There’s a lot of great social media experts but you shouldn’t need to pay for advice. (I only made that mistake once! I signed up for an expensive coaching program which added very little value to me, or my business.) There are a lot of great people like Jordan Goldmeier, Stephanie Evergreen and Randy Austin with advice that’s relevant to our industry. A lot of businesses outsource their social media and it’s certainly better than nothing, but I think you can tell it’s been outsourced. Having a real person with an authentic voice engaging with the community is going to create a far better result.
In conclusion, here are some final pieces of advice I think will help you to promote your financial modelling skills and build your profile.
Get a qualification
There’s no better way to boost your credibility and your confidence than having those financial modelling credentials. If you’ve already got a finance or accounting degree and/or have been working in the field for a while, you probably already have some of the background needed to achieve the Level 1 Advanced Financial Modeler. Once you have it, no one can dispute you know what you’re talking about because it’s completely independent. Someone else is saying you’re a modeller which gives you much greater credibility.
Enter a competition
Check out the Financial Modeling World Cup (FMWC) or the Microsoft Excel World Championships (MEWC). It’s probably the fastest (and cheapest) way to prove your skills. You can start out anonymously and if you do well, make it public! Just like the financial modelling exams, it’s an independent validation of your skills.

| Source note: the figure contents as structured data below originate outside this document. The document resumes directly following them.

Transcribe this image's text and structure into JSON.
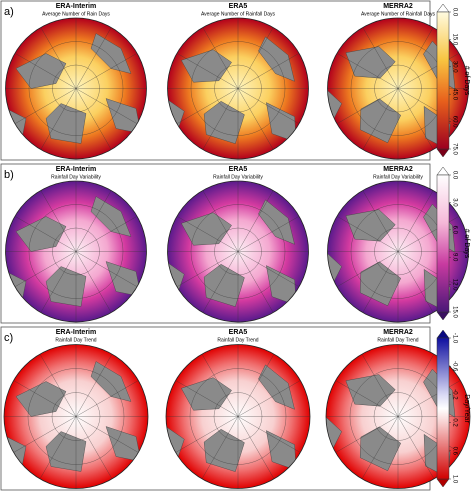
{
  "panels": [
    {
      "label": "a)",
      "maps": [
        {
          "title": "ERA-Interim",
          "subtitle": "Average Number of Rain Days"
        },
        {
          "title": "ERA5",
          "subtitle": "Average Number of Rainfall Days"
        },
        {
          "title": "MERRA2",
          "subtitle": "Average Number of Rainfall Days"
        }
      ],
      "colorbar": {
        "label": "# of Days",
        "lim": [
          0,
          75
        ],
        "ticks": [
          {
            "value": 0,
            "label": "0.0"
          },
          {
            "value": 15,
            "label": "15.0"
          },
          {
            "value": 30,
            "label": "30.0"
          },
          {
            "value": 45,
            "label": "45.0"
          },
          {
            "value": 60,
            "label": "60.0"
          },
          {
            "value": 75,
            "label": "75.0"
          }
        ]
      }
    },
    {
      "label": "b)",
      "maps": [
        {
          "title": "ERA-Interim",
          "subtitle": "Rainfall Day Variability"
        },
        {
          "title": "ERA5",
          "subtitle": "Rainfall Day Variability"
        },
        {
          "title": "MERRA2",
          "subtitle": "Rainfall Day Variability"
        }
      ],
      "colorbar": {
        "label": "# of Days",
        "lim": [
          0,
          15
        ],
        "ticks": [
          {
            "value": 0,
            "label": "0.0"
          },
          {
            "value": 3,
            "label": "3.0"
          },
          {
            "value": 6,
            "label": "6.0"
          },
          {
            "value": 9,
            "label": "9.0"
          },
          {
            "value": 12,
            "label": "12.0"
          },
          {
            "value": 15,
            "label": "15.0"
          }
        ]
      }
    },
    {
      "label": "c)",
      "maps": [
        {
          "title": "ERA-Interim",
          "subtitle": "Rainfall Day Trend"
        },
        {
          "title": "ERA5",
          "subtitle": "Rainfall Day Trend"
        },
        {
          "title": "MERRA2",
          "subtitle": "Rainfall Day Trend"
        }
      ],
      "colorbar": {
        "label": "Day/Year",
        "lim": [
          -1,
          1
        ],
        "ticks": [
          {
            "value": -1,
            "label": "-1.0"
          },
          {
            "value": -0.6,
            "label": "-0.6"
          },
          {
            "value": -0.2,
            "label": "-0.2"
          },
          {
            "value": 0.2,
            "label": "0.2"
          },
          {
            "value": 0.6,
            "label": "0.6"
          },
          {
            "value": 1,
            "label": "1.0"
          }
        ]
      }
    }
  ]
}
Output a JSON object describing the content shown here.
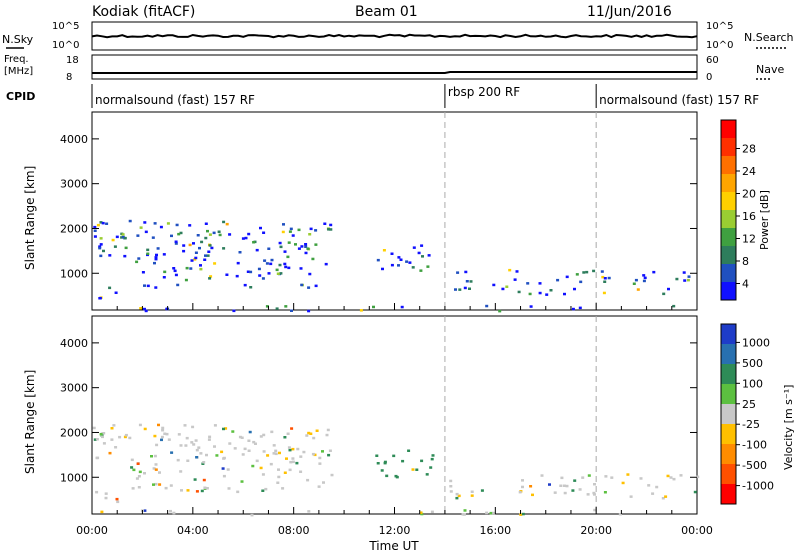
{
  "header": {
    "station": "Kodiak (fitACF)",
    "beam": "Beam 01",
    "date": "11/Jun/2016"
  },
  "top_panels": {
    "nsky_label": "N.Sky",
    "nsearch_label": "N.Search",
    "nsky_ticks": [
      "10^5",
      "10^0"
    ],
    "freq_label_1": "Freq.",
    "freq_label_2": "[MHz]",
    "freq_ticks": [
      "18",
      "8"
    ],
    "nave_label": "Nave",
    "nave_ticks": [
      "60",
      "0"
    ],
    "cpid_label": "CPID"
  },
  "cpid_segments": [
    {
      "label": "normalsound (fast) 157 RF",
      "start": 0,
      "end": 14
    },
    {
      "label": "rbsp 200 RF",
      "start": 14,
      "end": 20
    },
    {
      "label": "normalsound (fast) 157 RF",
      "start": 20,
      "end": 24
    }
  ],
  "power_panel": {
    "ylabel": "Slant Range [km]",
    "yticks": [
      "1000",
      "2000",
      "3000",
      "4000"
    ],
    "colorbar_label": "Power [dB]",
    "colorbar_ticks": [
      "4",
      "8",
      "12",
      "16",
      "20",
      "24",
      "28"
    ],
    "colors": [
      "#1010ff",
      "#2050c0",
      "#2e7d5c",
      "#3fa040",
      "#9acd32",
      "#ffd000",
      "#ffa500",
      "#ff7000",
      "#ff3000",
      "#ff0000"
    ]
  },
  "velocity_panel": {
    "ylabel": "Slant Range [km]",
    "yticks": [
      "1000",
      "2000",
      "3000",
      "4000"
    ],
    "colorbar_label": "Velocity [m s⁻¹]",
    "colorbar_ticks": [
      "1000",
      "500",
      "100",
      "25",
      "-25",
      "-100",
      "-500",
      "-1000"
    ],
    "colors": [
      "#1e3cc8",
      "#2870b0",
      "#2e8b57",
      "#5cc040",
      "#c8c8c8",
      "#ffc000",
      "#ff8c00",
      "#ff5000",
      "#ff0000"
    ]
  },
  "xaxis": {
    "ticks": [
      "00:00",
      "04:00",
      "08:00",
      "12:00",
      "16:00",
      "20:00",
      "00:00"
    ],
    "label": "Time UT"
  },
  "chart_data": {
    "type": "heatmap",
    "x_range_hours": [
      0,
      24
    ],
    "y_range_km": [
      180,
      4600
    ],
    "scatter_bands": [
      {
        "name": "band_a",
        "t0": 0.0,
        "t1": 9.5,
        "r0": 1300,
        "r1": 2200,
        "density": 0.7
      },
      {
        "name": "band_b",
        "t0": 1.5,
        "t1": 9.5,
        "r0": 700,
        "r1": 1300,
        "density": 0.5
      },
      {
        "name": "band_c",
        "t0": 0.0,
        "t1": 1.0,
        "r0": 450,
        "r1": 750,
        "density": 0.9
      },
      {
        "name": "band_d",
        "t0": 11.2,
        "t1": 13.5,
        "r0": 1000,
        "r1": 1700,
        "density": 0.55
      },
      {
        "name": "band_e",
        "t0": 14.0,
        "t1": 24.0,
        "r0": 550,
        "r1": 1100,
        "density": 0.45
      },
      {
        "name": "ground",
        "t0": 0.0,
        "t1": 24.0,
        "r0": 180,
        "r1": 300,
        "density": 0.35
      }
    ],
    "vertical_markers_hours": [
      14,
      20
    ]
  }
}
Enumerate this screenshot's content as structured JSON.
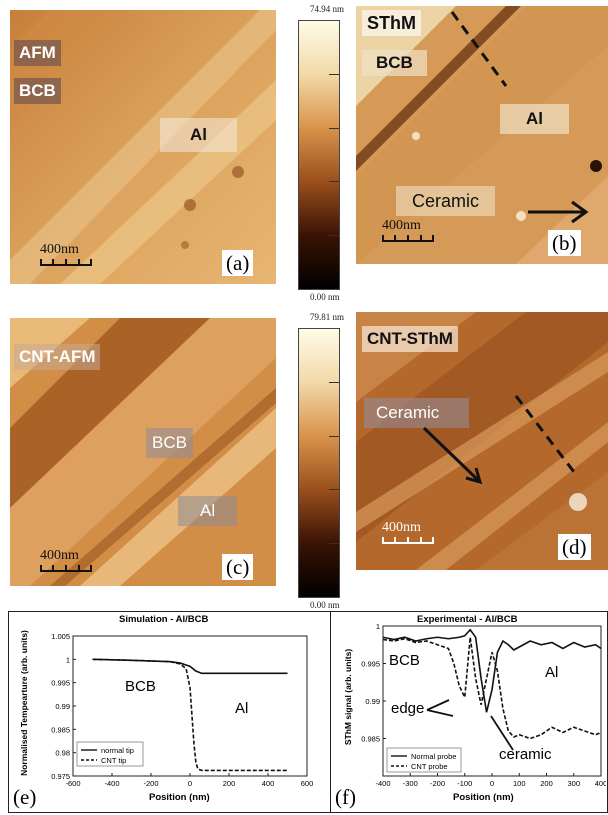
{
  "panel_a": {
    "tag": "AFM",
    "bcb": "BCB",
    "al": "Al",
    "scale": "400nm",
    "letter": "(a)"
  },
  "colorbar_top": {
    "max": "74.94 nm",
    "min": "0.00 nm"
  },
  "panel_b": {
    "tag": "SThM",
    "bcb": "BCB",
    "al": "Al",
    "ceramic": "Ceramic",
    "scale": "400nm",
    "letter": "(b)"
  },
  "panel_c": {
    "tag": "CNT-AFM",
    "bcb": "BCB",
    "al": "Al",
    "scale": "400nm",
    "letter": "(c)"
  },
  "colorbar_bottom": {
    "max": "79.81 nm",
    "min": "0.00 nm"
  },
  "panel_d": {
    "tag": "CNT-SThM",
    "ceramic": "Ceramic",
    "scale": "400nm",
    "letter": "(d)"
  },
  "panel_e": {
    "letter": "(e)",
    "bcb": "BCB",
    "al": "Al"
  },
  "panel_f": {
    "letter": "(f)",
    "bcb": "BCB",
    "al": "Al",
    "edge": "edge",
    "ceramic": "ceramic"
  },
  "chart_data": [
    {
      "type": "line",
      "title": "Simulation - Al/BCB",
      "xlabel": "Position (nm)",
      "ylabel": "Normalised Tempearture (arb. units)",
      "xlim": [
        -600,
        600
      ],
      "ylim": [
        0.975,
        1.005
      ],
      "xticks": [
        "-600",
        "-400",
        "-200",
        "0",
        "200",
        "400",
        "600"
      ],
      "yticks": [
        "1.005",
        "1",
        "0.995",
        "0.99",
        "0.985",
        "0.98",
        "0.975"
      ],
      "series": [
        {
          "name": "normal tip",
          "style": "solid",
          "x": [
            -500,
            -300,
            -100,
            -50,
            0,
            30,
            60,
            100,
            200,
            300,
            400,
            500
          ],
          "y": [
            1.0,
            0.9998,
            0.9995,
            0.9992,
            0.9985,
            0.9975,
            0.997,
            0.997,
            0.997,
            0.997,
            0.997,
            0.997
          ]
        },
        {
          "name": "CNT tip",
          "style": "dashed",
          "x": [
            -500,
            -300,
            -100,
            -50,
            -20,
            0,
            10,
            20,
            30,
            40,
            60,
            100,
            200,
            300,
            400,
            500
          ],
          "y": [
            1.0,
            0.9998,
            0.9995,
            0.999,
            0.998,
            0.994,
            0.988,
            0.982,
            0.978,
            0.9765,
            0.9762,
            0.9762,
            0.9762,
            0.9762,
            0.9762,
            0.9762
          ]
        }
      ],
      "legend": "bottom-left"
    },
    {
      "type": "line",
      "title": "Experimental - Al/BCB",
      "xlabel": "Position (nm)",
      "ylabel": "SThM signal (arb. units)",
      "xlim": [
        -400,
        400
      ],
      "ylim": [
        0.98,
        1.0
      ],
      "xticks": [
        "-400",
        "-300",
        "-200",
        "-100",
        "0",
        "100",
        "200",
        "300",
        "400"
      ],
      "yticks": [
        "1",
        "0.995",
        "0.99",
        "0.985"
      ],
      "series": [
        {
          "name": "Normal probe",
          "style": "solid",
          "x": [
            -400,
            -360,
            -320,
            -280,
            -240,
            -200,
            -160,
            -120,
            -100,
            -80,
            -60,
            -40,
            -20,
            0,
            20,
            40,
            60,
            80,
            100,
            140,
            180,
            220,
            260,
            300,
            340,
            380,
            400
          ],
          "y": [
            0.9985,
            0.9982,
            0.9985,
            0.998,
            0.9983,
            0.9985,
            0.9983,
            0.9985,
            0.9987,
            0.9995,
            0.9985,
            0.993,
            0.9885,
            0.9915,
            0.9965,
            0.998,
            0.9975,
            0.9968,
            0.9972,
            0.998,
            0.9975,
            0.9978,
            0.997,
            0.9978,
            0.9972,
            0.9975,
            0.997
          ]
        },
        {
          "name": "CNT probe",
          "style": "dashed",
          "x": [
            -400,
            -360,
            -320,
            -280,
            -240,
            -200,
            -160,
            -140,
            -120,
            -100,
            -80,
            -60,
            -40,
            -20,
            0,
            20,
            40,
            60,
            80,
            100,
            140,
            180,
            220,
            260,
            300,
            340,
            380,
            400
          ],
          "y": [
            0.9982,
            0.998,
            0.9983,
            0.9978,
            0.998,
            0.9975,
            0.997,
            0.995,
            0.992,
            0.9905,
            0.9985,
            0.993,
            0.9895,
            0.993,
            0.9965,
            0.994,
            0.989,
            0.986,
            0.9852,
            0.9855,
            0.985,
            0.9855,
            0.9865,
            0.9858,
            0.9865,
            0.986,
            0.9855,
            0.9858
          ]
        }
      ],
      "legend": "bottom-left"
    }
  ]
}
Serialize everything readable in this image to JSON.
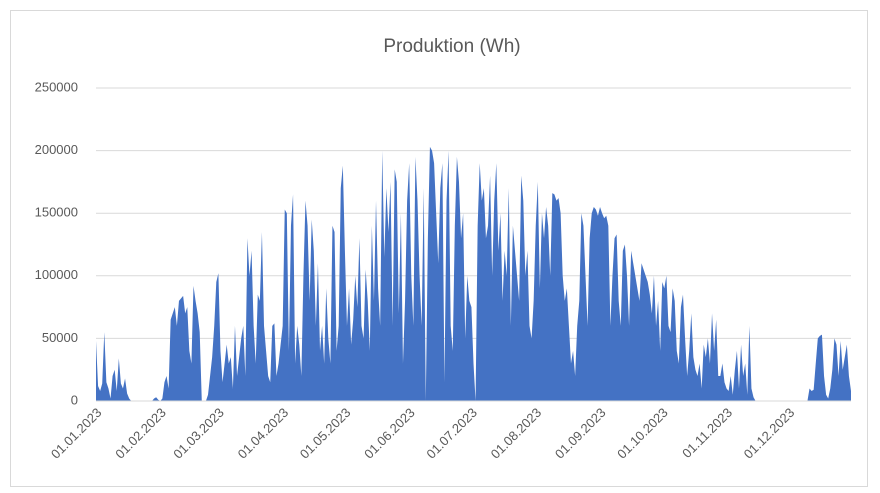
{
  "chart_data": {
    "type": "area",
    "title": "Produktion (Wh)",
    "categories": [
      "01.01.2023",
      null,
      null,
      null,
      null,
      null,
      null,
      null,
      null,
      null,
      null,
      null,
      null,
      null,
      null,
      null,
      null,
      null,
      null,
      null,
      null,
      null,
      null,
      null,
      null,
      null,
      null,
      null,
      null,
      null,
      null,
      "01.02.2023",
      null,
      null,
      null,
      null,
      null,
      null,
      null,
      null,
      null,
      null,
      null,
      null,
      null,
      null,
      null,
      null,
      null,
      null,
      null,
      null,
      null,
      null,
      null,
      null,
      null,
      null,
      null,
      "01.03.2023",
      null,
      null,
      null,
      null,
      null,
      null,
      null,
      null,
      null,
      null,
      null,
      null,
      null,
      null,
      null,
      null,
      null,
      null,
      null,
      null,
      null,
      null,
      null,
      null,
      null,
      null,
      null,
      null,
      null,
      null,
      "01.04.2023",
      null,
      null,
      null,
      null,
      null,
      null,
      null,
      null,
      null,
      null,
      null,
      null,
      null,
      null,
      null,
      null,
      null,
      null,
      null,
      null,
      null,
      null,
      null,
      null,
      null,
      null,
      null,
      null,
      null,
      "01.05.2023",
      null,
      null,
      null,
      null,
      null,
      null,
      null,
      null,
      null,
      null,
      null,
      null,
      null,
      null,
      null,
      null,
      null,
      null,
      null,
      null,
      null,
      null,
      null,
      null,
      null,
      null,
      null,
      null,
      null,
      null,
      "01.06.2023",
      null,
      null,
      null,
      null,
      null,
      null,
      null,
      null,
      null,
      null,
      null,
      null,
      null,
      null,
      null,
      null,
      null,
      null,
      null,
      null,
      null,
      null,
      null,
      null,
      null,
      null,
      null,
      null,
      null,
      "01.07.2023",
      null,
      null,
      null,
      null,
      null,
      null,
      null,
      null,
      null,
      null,
      null,
      null,
      null,
      null,
      null,
      null,
      null,
      null,
      null,
      null,
      null,
      null,
      null,
      null,
      null,
      null,
      null,
      null,
      null,
      null,
      "01.08.2023",
      null,
      null,
      null,
      null,
      null,
      null,
      null,
      null,
      null,
      null,
      null,
      null,
      null,
      null,
      null,
      null,
      null,
      null,
      null,
      null,
      null,
      null,
      null,
      null,
      null,
      null,
      null,
      null,
      null,
      null,
      "01.09.2023",
      null,
      null,
      null,
      null,
      null,
      null,
      null,
      null,
      null,
      null,
      null,
      null,
      null,
      null,
      null,
      null,
      null,
      null,
      null,
      null,
      null,
      null,
      null,
      null,
      null,
      null,
      null,
      null,
      null,
      "01.10.2023",
      null,
      null,
      null,
      null,
      null,
      null,
      null,
      null,
      null,
      null,
      null,
      null,
      null,
      null,
      null,
      null,
      null,
      null,
      null,
      null,
      null,
      null,
      null,
      null,
      null,
      null,
      null,
      null,
      null,
      null,
      "01.11.2023",
      null,
      null,
      null,
      null,
      null,
      null,
      null,
      null,
      null,
      null,
      null,
      null,
      null,
      null,
      null,
      null,
      null,
      null,
      null,
      null,
      null,
      null,
      null,
      null,
      null,
      null,
      null,
      null,
      null,
      "01.12.2023",
      null,
      null,
      null,
      null,
      null,
      null,
      null,
      null,
      null,
      null,
      null,
      null,
      null,
      null,
      null,
      null,
      null,
      null,
      null,
      null,
      null,
      null,
      null,
      null,
      null,
      null,
      null,
      null,
      null,
      null
    ],
    "values": [
      48000,
      12000,
      8000,
      14000,
      55000,
      15000,
      10000,
      2000,
      20000,
      25000,
      8000,
      34000,
      14000,
      10000,
      18000,
      6000,
      2000,
      0,
      0,
      0,
      0,
      0,
      0,
      0,
      0,
      0,
      0,
      0,
      2000,
      3000,
      1000,
      0,
      2000,
      15000,
      20000,
      10000,
      65000,
      70000,
      75000,
      60000,
      80000,
      82000,
      84000,
      70000,
      75000,
      40000,
      30000,
      92000,
      80000,
      70000,
      55000,
      0,
      0,
      0,
      5000,
      20000,
      35000,
      60000,
      95000,
      102000,
      40000,
      15000,
      30000,
      45000,
      30000,
      35000,
      10000,
      60000,
      20000,
      35000,
      50000,
      60000,
      20000,
      130000,
      100000,
      120000,
      60000,
      30000,
      85000,
      80000,
      135000,
      60000,
      40000,
      20000,
      15000,
      60000,
      62000,
      20000,
      30000,
      45000,
      60000,
      153000,
      150000,
      40000,
      140000,
      165000,
      30000,
      60000,
      45000,
      20000,
      100000,
      160000,
      140000,
      80000,
      145000,
      120000,
      60000,
      110000,
      40000,
      60000,
      30000,
      90000,
      50000,
      30000,
      140000,
      135000,
      40000,
      60000,
      170000,
      188000,
      120000,
      60000,
      90000,
      45000,
      65000,
      100000,
      75000,
      130000,
      60000,
      50000,
      105000,
      80000,
      40000,
      140000,
      80000,
      160000,
      90000,
      60000,
      200000,
      115000,
      170000,
      135000,
      175000,
      60000,
      185000,
      175000,
      70000,
      150000,
      30000,
      80000,
      160000,
      190000,
      100000,
      60000,
      195000,
      160000,
      100000,
      60000,
      170000,
      0,
      130000,
      203000,
      200000,
      190000,
      150000,
      110000,
      170000,
      190000,
      15000,
      160000,
      200000,
      60000,
      40000,
      140000,
      195000,
      175000,
      130000,
      150000,
      50000,
      100000,
      80000,
      75000,
      30000,
      0,
      140000,
      190000,
      160000,
      170000,
      130000,
      140000,
      180000,
      100000,
      160000,
      190000,
      120000,
      150000,
      80000,
      120000,
      100000,
      170000,
      60000,
      140000,
      120000,
      100000,
      80000,
      180000,
      160000,
      100000,
      120000,
      60000,
      50000,
      80000,
      140000,
      175000,
      90000,
      150000,
      130000,
      155000,
      140000,
      100000,
      166000,
      165000,
      160000,
      162000,
      150000,
      100000,
      80000,
      90000,
      60000,
      30000,
      40000,
      20000,
      60000,
      80000,
      150000,
      140000,
      100000,
      60000,
      130000,
      150000,
      155000,
      153000,
      148000,
      155000,
      150000,
      146000,
      148000,
      140000,
      60000,
      100000,
      130000,
      133000,
      80000,
      60000,
      120000,
      125000,
      100000,
      60000,
      120000,
      110000,
      100000,
      90000,
      80000,
      110000,
      105000,
      100000,
      95000,
      85000,
      70000,
      100000,
      60000,
      80000,
      40000,
      95000,
      90000,
      100000,
      60000,
      55000,
      90000,
      80000,
      40000,
      30000,
      75000,
      85000,
      50000,
      20000,
      40000,
      70000,
      35000,
      25000,
      20000,
      30000,
      10000,
      45000,
      35000,
      50000,
      30000,
      70000,
      40000,
      65000,
      20000,
      20000,
      30000,
      15000,
      10000,
      8000,
      20000,
      5000,
      25000,
      40000,
      10000,
      45000,
      20000,
      30000,
      5000,
      60000,
      10000,
      3000,
      0,
      0,
      0,
      0,
      0,
      0,
      0,
      0,
      0,
      0,
      0,
      0,
      0,
      0,
      0,
      0,
      0,
      0,
      0,
      0,
      0,
      0,
      0,
      0,
      0,
      0,
      10000,
      8000,
      9000,
      30000,
      50000,
      52000,
      53000,
      20000,
      5000,
      2000,
      10000,
      25000,
      50000,
      45000,
      20000,
      48000,
      25000,
      35000,
      45000,
      20000,
      8000
    ],
    "color": "#4472c4",
    "ylim": [
      0,
      250000
    ],
    "yticks": [
      0,
      50000,
      100000,
      150000,
      200000,
      250000
    ],
    "grid": true
  }
}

All the things you need to do to improve your profile involve a certain degree of discomfort. Do as much as you think you possibly can – and then go that little bit further. For me, a lack of comfort is usually about posting more often than I’d like to, publishing pictures that aren’t flattering, or agreeing to speak on a new topic. You might worry about coming across as self-absorbed or salesy, but people connect better with people rather than brands, so as long as you’re adding value rather than trying to sell, they will appreciate it.
It doesn’t pay to be humble but there’s a fine line between coming across as confident or just full of yourself. And I think the difference is knowing what you’re talking about. If you know your stuff, have a qualification to prove it, show leadership by helping others and sharing your knowledge, you’ll be a long way towards building a profile showcasing your financial modelling skills.